Republican Rand Paul’s campaign just released robocalls and radio ads narrated by Mike Huckabee, who criticizes Jack Conway’s “Aqua Buddha” ad. Huckabee says that “the only thing worse than a politician attempting to parade his faith for the purpose of getting a vote, is a person who would falsely attack his opponent’s faith, and then lie about it.” The details of Conway’s ad have been confirmed as accurate, and Paul continues to avoid questioning about the “Aqua Buddha” story. But more importantly, we have to ask: is Mike Huckabee really telling other politicians not to use religious faith as an issue to polarize and win voters?
In 2008, Huckabee’s campaign ads called him a “Christian Leader” and he said that “Faith doesn’t just influence me; it really defines me.” Religious Right leaders flocked to support his campaign, and in another one of Huckabee’s ads, he said that “what really matters is the celebration of the birth of Christ.” And this is the same Mike Huckabee who condemns politicians that “parade [their] faith for the purpose of getting a vote.”

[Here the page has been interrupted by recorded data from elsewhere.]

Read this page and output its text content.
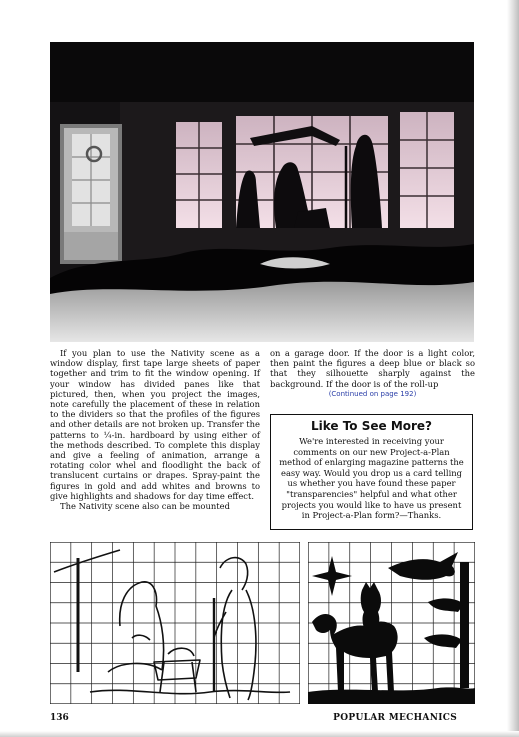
If you plan to use the Nativity scene as a window display, first tape large sheets of paper together and trim to fit the window opening. If your window has divided panes like that pictured, then, when you project the images, note carefully the placement of these in relation to the dividers so that the profiles of the figures and other details are not broken up. Transfer the patterns to ¼-in. hardboard by using either of the methods described. To complete this display and give a feeling of animation, arrange a rotating color whel and floodlight the back of translucent curtains or drapes. Spray-paint the figures in gold and add whites and browns to give highlights and shadows for day time effect.

The Nativity scene also can be mounted

on a garage door. If the door is a light color, then paint the figures a deep blue or black so that they silhouette sharply against the background. If the door is of the roll-up

(Continued on page 192)
Like To See More?

We're interested in receiving your comments on our new Project-a-Plan method of enlarging magazine patterns the easy way. Would you drop us a card telling us whether you have found these paper "transparencies" helpful and what other projects you would like to have us present in Project-a-Plan form?—Thanks.

136	POPULAR MECHANICS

As Crooks and Liars points out, Huckabee hasn’t just paraded his faith for political purposes, he also fed into the anti-Mormon fervor that greatly damaged Mitt Romney’s campaign when he told The New York Times, “Don’t Mormons believe that Jesus and the devil are brothers?” Romney responded by saying that “attacking someone’s religion is really going too far,” and the National Review’s Kathryn Jean Lopez said that Huckabee attempted to win over “the anti-Mormon vote.”
In fact, the Religious Right constantly “parades” and “attacks” people’s faith to polarize and divide Americans, tactics that Huckabee has yet to condemn. Because for Mike Huckabee, it’s OK to use religion as a divisive campaign strategy only if it’s to benefit his campaign.